Jihadist Seif al-Adl, a former member of Egypt's Special Forces based in Iran, has been the leader of al-Qaeda since Ayman al-Zawahiri was killed in the summer of 2022, the State Department said on Wednesday.
"Our assessment is the same as that of the UN - namely that the new de facto leader of Al-Qaeda Seif al-Adl is based in Iran" , indicated a spokesman for the American diplomacy, in reference to a United Nations report released on Tuesday.
This report indicated that the prevailing view among member states was that Seif al-Adl was "now the de facto leader of al-Qaeda, representing continuity for now".
But, according to this text, the group did not formally declare him "emir" for two reasons: firstly because it is a delicate subject vis-à-vis the Taliban authorities in Afghanistan, who did not want to acknowledge that Zawahiri was killed by Americans in a house in Kabul last year.

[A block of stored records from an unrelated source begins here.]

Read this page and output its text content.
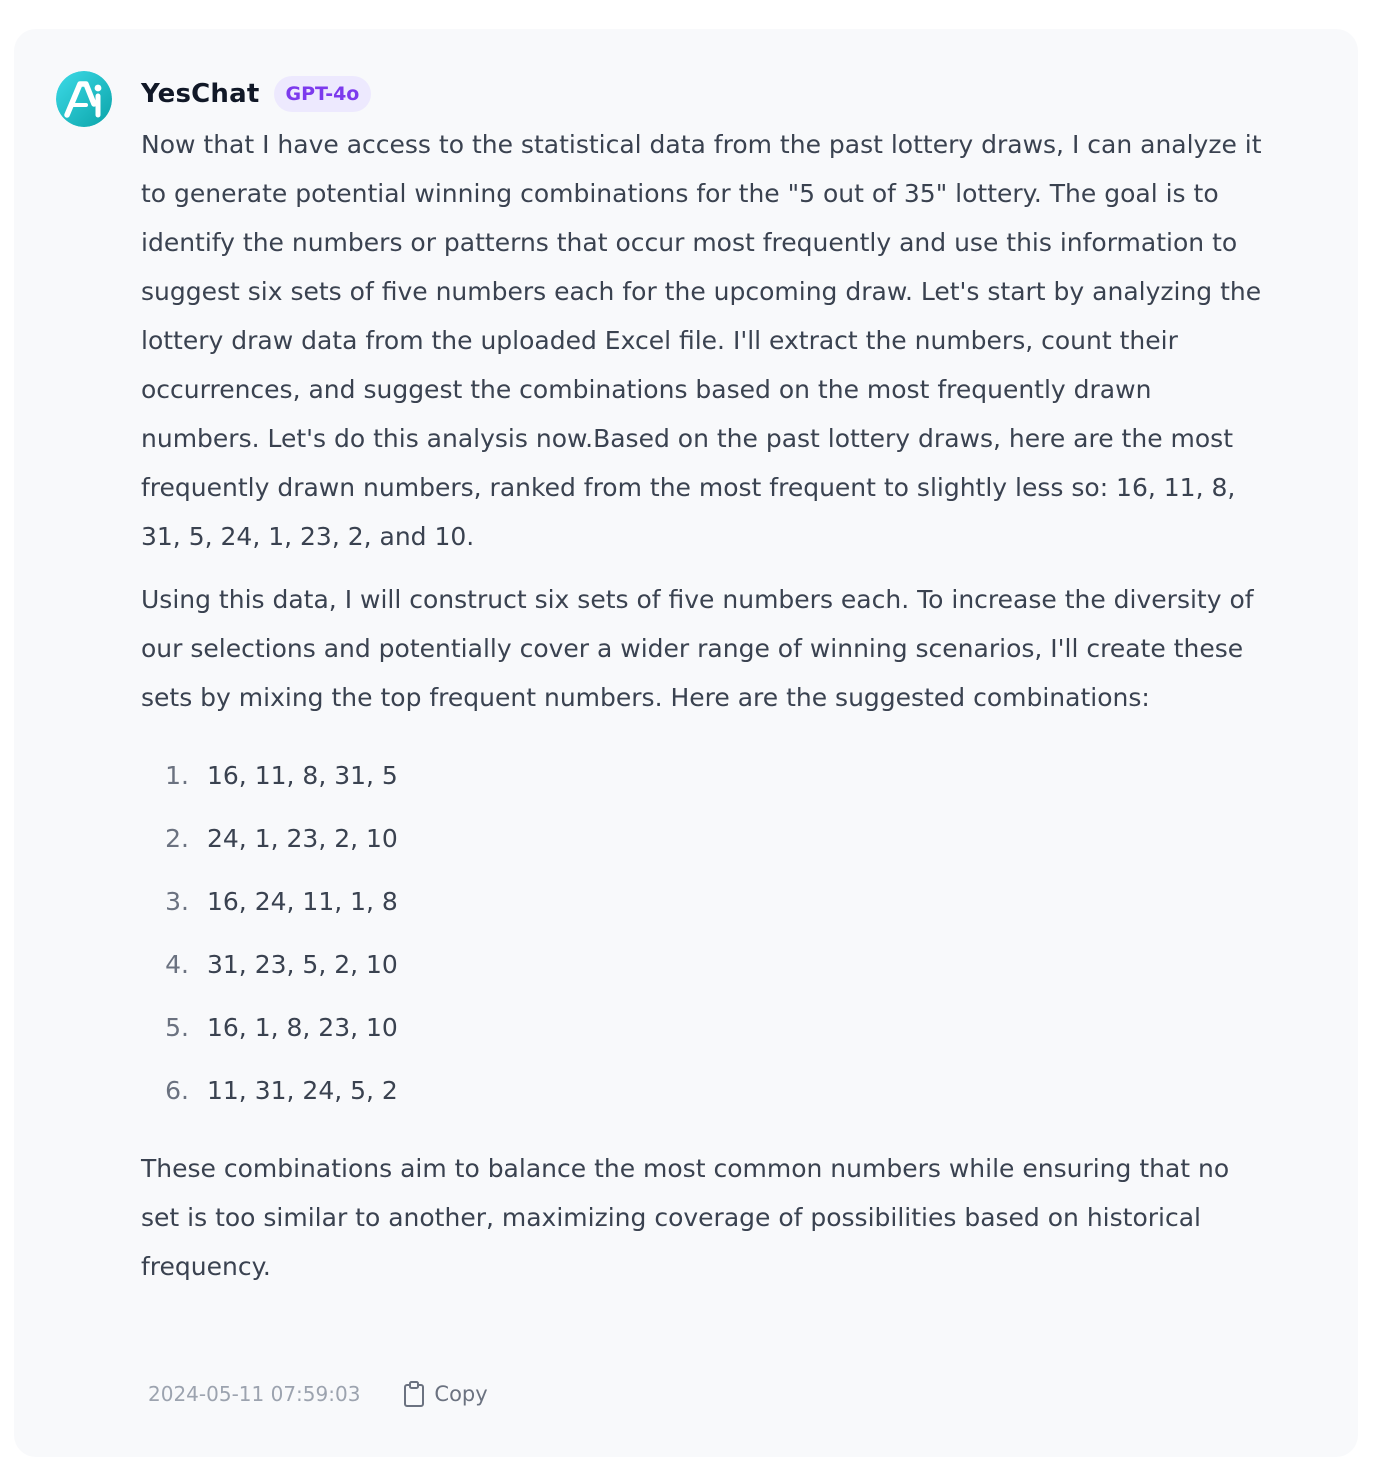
YesChat	GPT-4o

Now that I have access to the statistical data from the past lottery draws, I can analyze it to generate potential winning combinations for the "5 out of 35" lottery. The goal is to identify the numbers or patterns that occur most frequently and use this information to suggest six sets of five numbers each for the upcoming draw. Let's start by analyzing the lottery draw data from the uploaded Excel file. I'll extract the numbers, count their occurrences, and suggest the combinations based on the most frequently drawn numbers. Let's do this analysis now.Based on the past lottery draws, here are the most frequently drawn numbers, ranked from the most frequent to slightly less so: 16, 11, 8, 31, 5, 24, 1, 23, 2, and 10.

Using this data, I will construct six sets of five numbers each. To increase the diversity of our selections and potentially cover a wider range of winning scenarios, I'll create these sets by mixing the top frequent numbers. Here are the suggested combinations:

1. 16, 11, 8, 31, 5
2. 24, 1, 23, 2, 10
3. 16, 24, 11, 1, 8
4. 31, 23, 5, 2, 10
5. 16, 1, 8, 23, 10
6. 11, 31, 24, 5, 2

These combinations aim to balance the most common numbers while ensuring that no set is too similar to another, maximizing coverage of possibilities based on historical frequency.

2024-05-11 07:59:03	Copy
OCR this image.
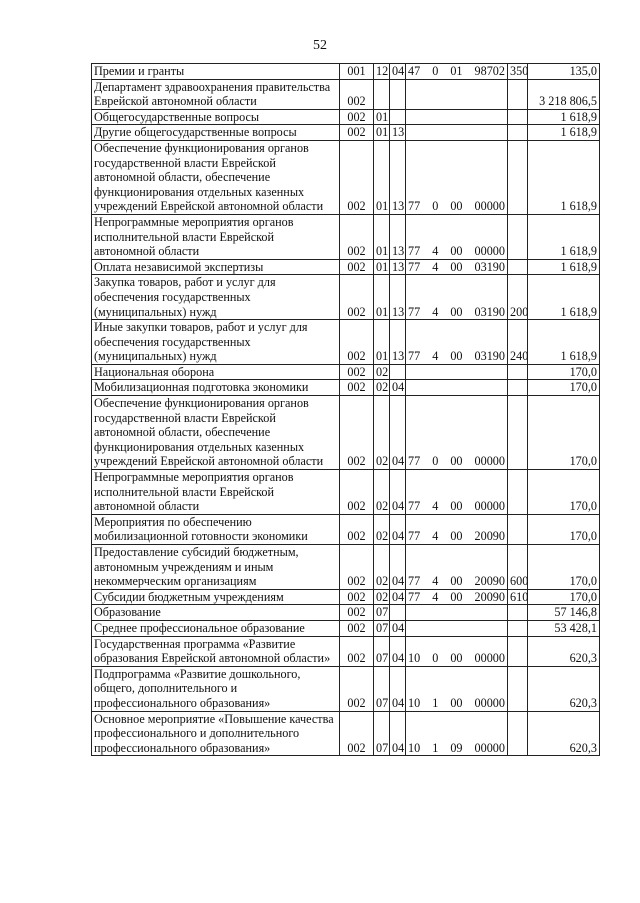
52
Премии и гранты	001	12	04	47 0 01 98702	350	135,0
Департамент здравоохранения правительства Еврейской автономной области	002					3 218 806,5
Общегосударственные вопросы	002	01				1 618,9
Другие общегосударственные вопросы	002	01	13			1 618,9
Обеспечение функционирования органов государственной власти Еврейской автономной области, обеспечение функционирования отдельных казенных учреждений Еврейской автономной области	002	01	13	77 0 00 00000		1 618,9
Непрограммные мероприятия органов исполнительной власти Еврейской автономной области	002	01	13	77 4 00 00000		1 618,9
Оплата независимой экспертизы	002	01	13	77 4 00 03190		1 618,9
Закупка товаров, работ и услуг для обеспечения государственных (муниципальных) нужд	002	01	13	77 4 00 03190	200	1 618,9
Иные закупки товаров, работ и услуг для обеспечения государственных (муниципальных) нужд	002	01	13	77 4 00 03190	240	1 618,9
Национальная оборона	002	02				170,0
Мобилизационная подготовка экономики	002	02	04			170,0
Обеспечение функционирования органов государственной власти Еврейской автономной области, обеспечение функционирования отдельных казенных учреждений Еврейской автономной области	002	02	04	77 0 00 00000		170,0
Непрограммные мероприятия органов исполнительной власти Еврейской автономной области	002	02	04	77 4 00 00000		170,0
Мероприятия по обеспечению мобилизационной готовности экономики	002	02	04	77 4 00 20090		170,0
Предоставление субсидий бюджетным, автономным учреждениям и иным некоммерческим организациям	002	02	04	77 4 00 20090	600	170,0
Субсидии бюджетным учреждениям	002	02	04	77 4 00 20090	610	170,0
Образование	002	07				57 146,8
Среднее профессиональное образование	002	07	04			53 428,1
Государственная программа «Развитие образования Еврейской автономной области»	002	07	04	10 0 00 00000		620,3
Подпрограмма «Развитие дошкольного, общего, дополнительного и профессионального образования»	002	07	04	10 1 00 00000		620,3
Основное мероприятие «Повышение качества профессионального и дополнительного профессионального образования»	002	07	04	10 1 09 00000		620,3
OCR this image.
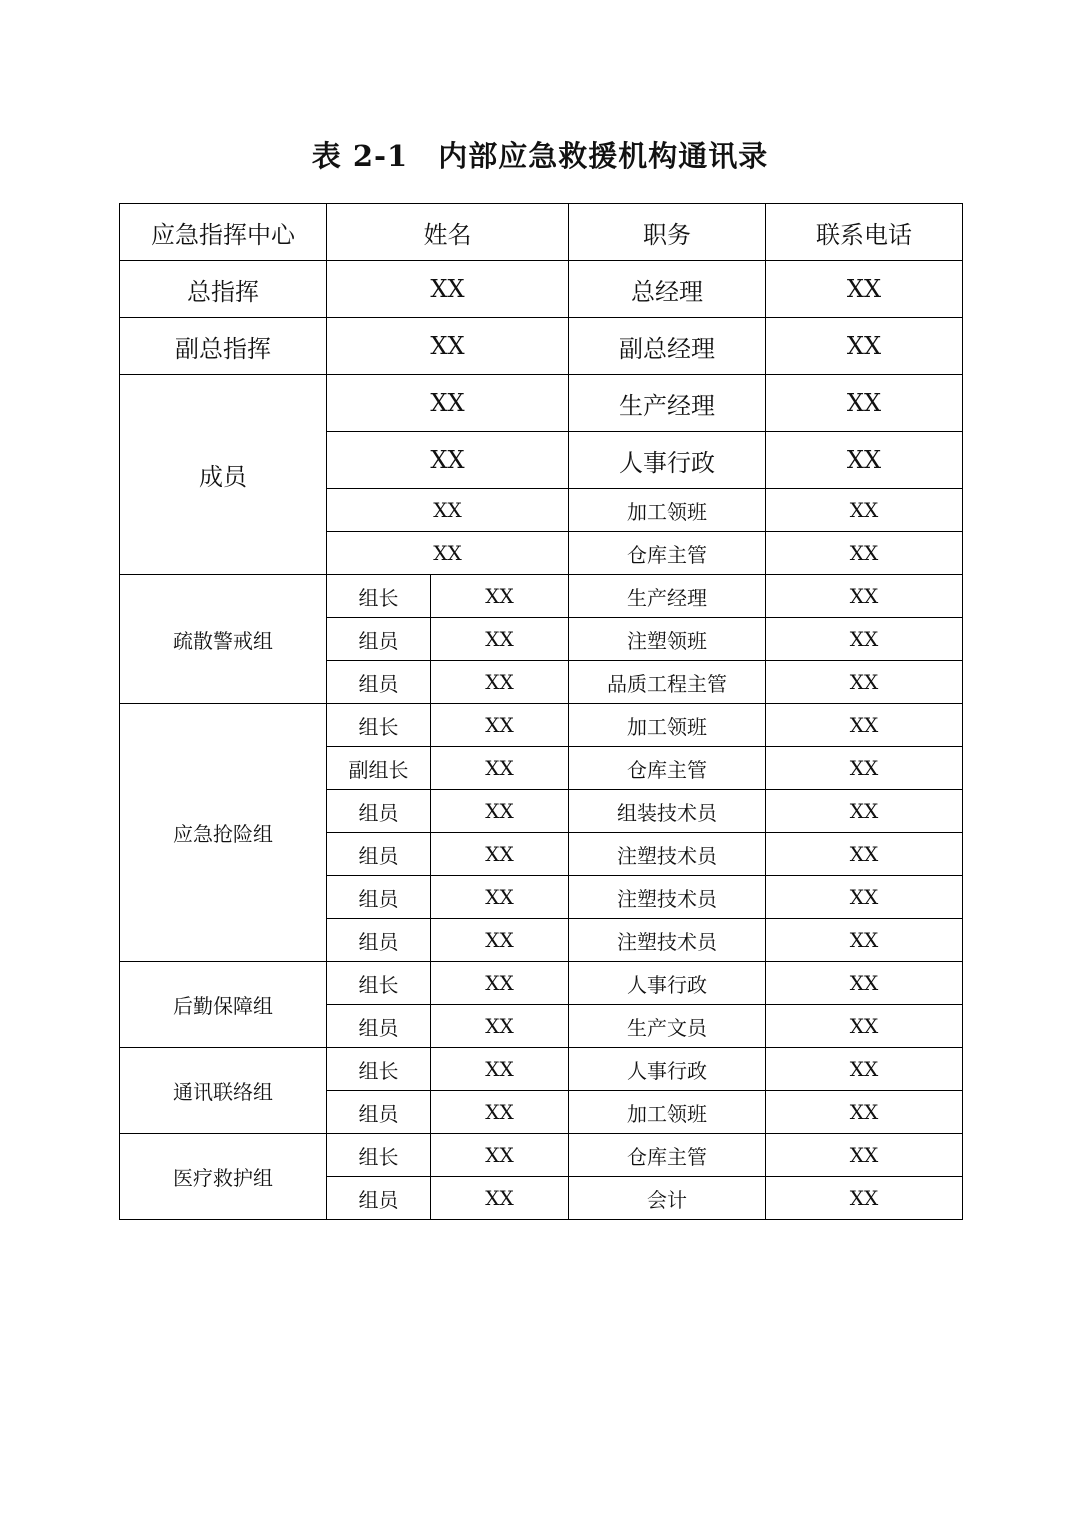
表 2-1 内部应急救援机构通讯录
应急指挥中心	姓名		职务	联系电话
总指挥	XX		总经理	XX
副总指挥	XX		副总经理	XX
成员	XX		生产经理	XX
	XX		人事行政	XX
	XX		加工领班	XX
	XX		仓库主管	XX
疏散警戒组	组长	XX	生产经理	XX
	组员	XX	注塑领班	XX
	组员	XX	品质工程主管	XX
应急抢险组	组长	XX	加工领班	XX
	副组长	XX	仓库主管	XX
	组员	XX	组装技术员	XX
	组员	XX	注塑技术员	XX
	组员	XX	注塑技术员	XX
	组员	XX	注塑技术员	XX
后勤保障组	组长	XX	人事行政	XX
	组员	XX	生产文员	XX
通讯联络组	组长	XX	人事行政	XX
	组员	XX	加工领班	XX
医疗救护组	组长	XX	仓库主管	XX
	组员	XX	会计	XX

Then because Seif al-Adl resides in Iran, a predominantly Shiite country, while Al-Qaeda is a Sunni group. "Where it is based raises questions that weigh on al-Qaeda's ambitions to assert its leadership of a global movement in the face of challenges from IS," the rival Islamic State group, says the UN report.
Seif al-Adl, now in his 60s, was once a lieutenant colonel in the Egyptian Special Forces. He is a figure of the old guard of Al-Qaeda. He helped build the group's operational capabilities and trained some of the hijackers who took part in the September 11, 2001 attacks on the United States, according to the Counter Extremism Project.
He has been in Iran since 2002 or 2003 and while he was initially under house arrest, he was later able to make trips to Pakistan, according to Ali Soufan, a former FBI investigator.
“Seif is one of the most experienced professional soldiers in the global Jdihadist movement, and his body bears the marks of combat,” he wrote in 2021 in the CTC Journal.